The spice trade attracted adventurers of all the pioneering nations. Spain made extensive voyages of discovery and plunder in the South Seas, and their galleons for many years provided the excitement of the chase as well as profit in "double pieces of eight" for British sea rovers; but the Spanish acquired but a tentative hold upon territory, and this was finally released by the Spanish-American War of 1901.

The legacy of Spain to the South Seas was the romantic occupation of searching for wrecks bearing cargoes of doubloons and the abandoned booty of pirates, which they seem to have collected for the specific purpose of burying in brass-clamped chests on uninhabited islands for the benefit of the adventurous spirit who might in future years display sufficient enterprise and determination to find his way through the maze which surrounded the prizes.

The latter part of the seventeenth century saw one of the greatest periods of British activities in venturing trade abroad, albeit it often-times took the form of preying upon the rich cargoes collected by the Dutch, Spanish, and Portuguese marauders. This, however, was then the most approved and recognised form of commerce.

Direct trade in Borneo and Sumatra by the British was commenced in about 1685, and "factories" were established to develop the spice trade which was then the richest of the East, a cargo of pepper-corns being regarded as one of the most valuable that could avoid a meddlesome buccaneer and be safely brought to port.

The voyages of Captain Cook, whose name ranks high amongst the pioneers of our Empire, and who discovered and named many of the island groups as well as the east coast of Australia, where he hoisted the British flag, really firmly established British interests in the South Seas, after strenuous struggles with the Dutch who regarded the area as most particularly their "sphere of influence."

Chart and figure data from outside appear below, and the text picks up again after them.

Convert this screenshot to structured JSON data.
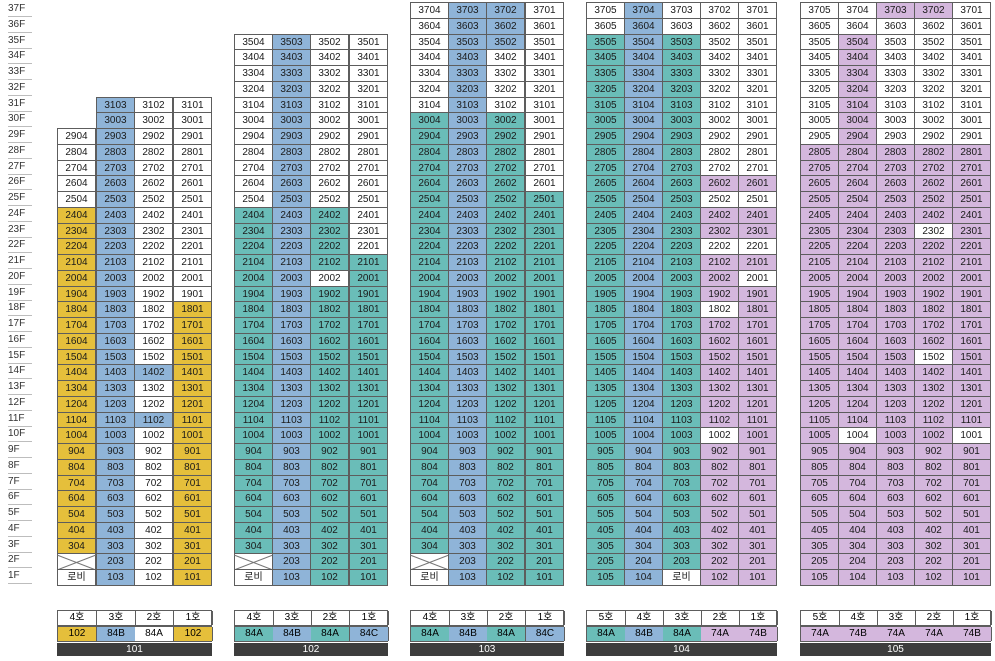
{
  "floors": [
    "37F",
    "36F",
    "35F",
    "34F",
    "33F",
    "32F",
    "31F",
    "30F",
    "29F",
    "28F",
    "27F",
    "26F",
    "25F",
    "24F",
    "23F",
    "22F",
    "21F",
    "20F",
    "19F",
    "18F",
    "17F",
    "16F",
    "15F",
    "14F",
    "13F",
    "12F",
    "11F",
    "10F",
    "9F",
    "8F",
    "7F",
    "6F",
    "5F",
    "4F",
    "3F",
    "2F",
    "1F"
  ],
  "colors": {
    "yellow": "#e5bf3b",
    "blue": "#8fb4d8",
    "teal": "#6abdb8",
    "purple": "#d4b7dd",
    "white": "#ffffff"
  },
  "lobby_label": "로비",
  "buildings": [
    {
      "name": "101",
      "top_floor": 31,
      "lines": [
        4,
        3,
        2,
        1
      ],
      "line_labels": [
        "4호",
        "3호",
        "2호",
        "1호"
      ],
      "types": [
        "102",
        "84B",
        "84A",
        "102"
      ],
      "col_colors": [
        "yellow",
        "blue",
        "white",
        "white"
      ],
      "type_colors": [
        "yellow",
        "blue",
        "white",
        "yellow"
      ],
      "cells": []
    },
    {
      "name": "102",
      "top_floor": 35,
      "lines": [
        4,
        3,
        2,
        1
      ],
      "line_labels": [
        "4호",
        "3호",
        "2호",
        "1호"
      ],
      "types": [
        "84A",
        "84B",
        "84A",
        "84C"
      ],
      "col_colors": [
        "white",
        "blue",
        "white",
        "blue"
      ],
      "type_colors": [
        "teal",
        "blue",
        "teal",
        "blue"
      ],
      "cells": []
    },
    {
      "name": "103",
      "top_floor": 37,
      "lines": [
        4,
        3,
        2,
        1
      ],
      "line_labels": [
        "4호",
        "3호",
        "2호",
        "1호"
      ],
      "types": [
        "84A",
        "84B",
        "84A",
        "84C"
      ],
      "col_colors": [
        "white",
        "blue",
        "white",
        "blue"
      ],
      "type_colors": [
        "teal",
        "blue",
        "teal",
        "blue"
      ],
      "cells": []
    },
    {
      "name": "104",
      "top_floor": 37,
      "lines": [
        5,
        4,
        3,
        2,
        1
      ],
      "line_labels": [
        "5호",
        "4호",
        "3호",
        "2호",
        "1호"
      ],
      "types": [
        "84A",
        "84B",
        "84A",
        "74A",
        "74B"
      ],
      "col_colors": [
        "teal",
        "blue",
        "teal",
        "purple",
        "purple"
      ],
      "type_colors": [
        "teal",
        "blue",
        "teal",
        "purple",
        "purple"
      ],
      "cells": []
    },
    {
      "name": "105",
      "top_floor": 37,
      "lines": [
        5,
        4,
        3,
        2,
        1
      ],
      "line_labels": [
        "5호",
        "4호",
        "3호",
        "2호",
        "1호"
      ],
      "types": [
        "74A",
        "74B",
        "74A",
        "74A",
        "74B"
      ],
      "col_colors": [
        "purple",
        "purple",
        "purple",
        "purple",
        "purple"
      ],
      "type_colors": [
        "purple",
        "purple",
        "purple",
        "purple",
        "purple"
      ],
      "cells": []
    }
  ]
}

Through the last decades of the eighteenth century British influence and prestige grew, and the apathy of the statesmen at home was not allowed by their sons on the spot to interfere with energetic development and settlement which proceeded apace.

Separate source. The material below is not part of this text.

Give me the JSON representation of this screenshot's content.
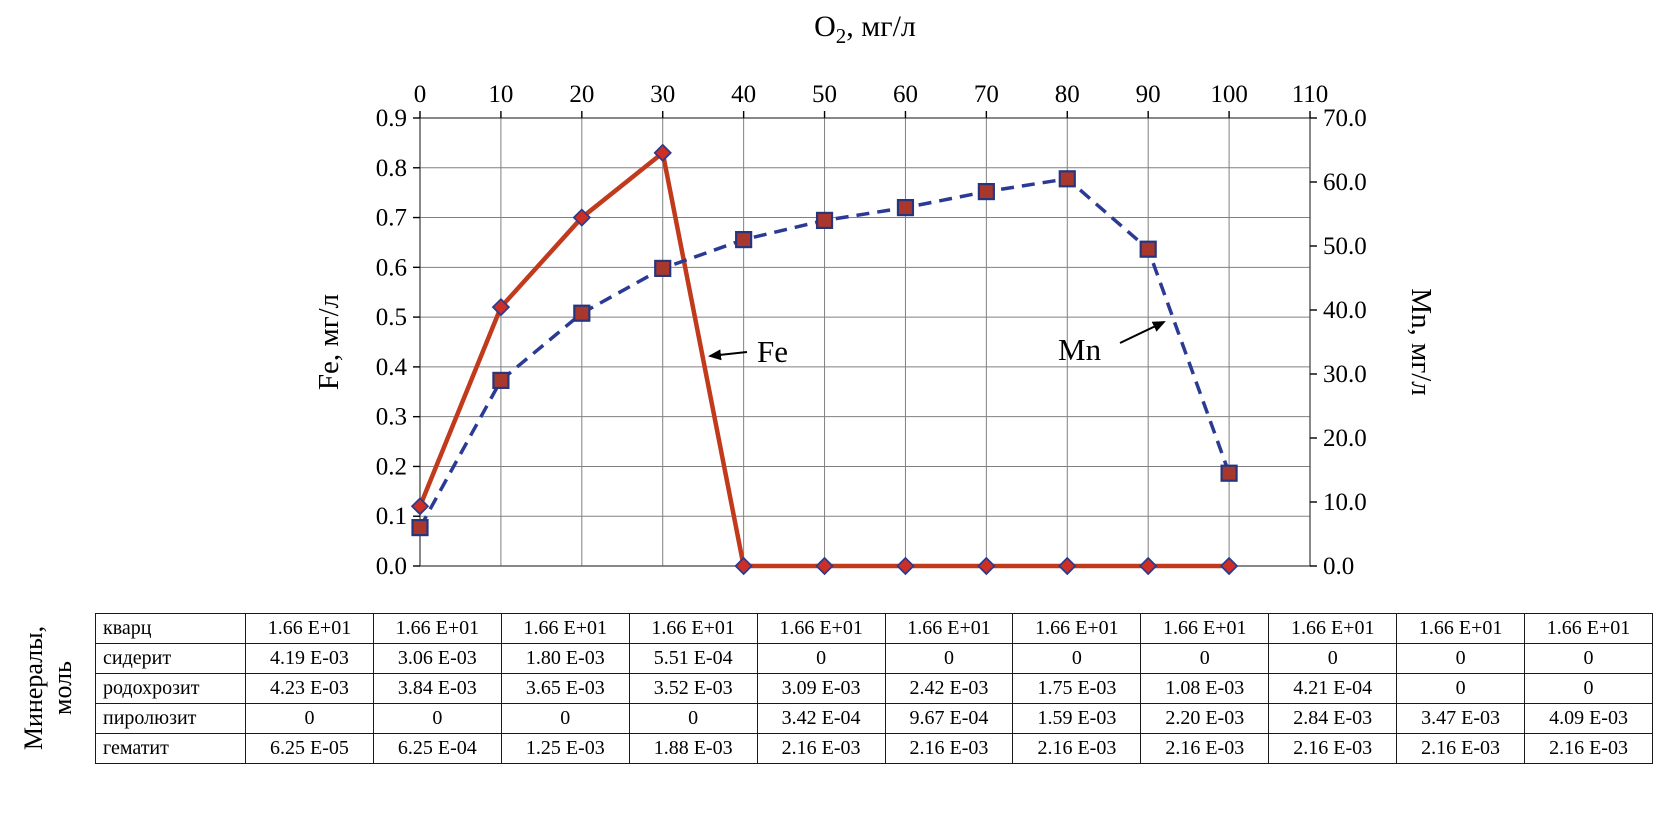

Coming rather late in the day, France was, through private British enterprise, forestalled in her principal designs which were centred on New Zealand, and her "protection" was only extended to some small island groups such as New Caledonia, lying between Australia and Fiji, and for which she found use as penal establishments.

The big prizes of the Pacific—Australia, Tasmania, and New Zealand—had fallen to the heritage of Great Britain, and development rather concentrated on these magnificent offshoots of British oak.

There were other important groups of islands, however, which, although locally regarded as natural adjuncts of the Australian Settlements, were not definitely taken possession of. The most important of these were New Guinea and the Samoan group.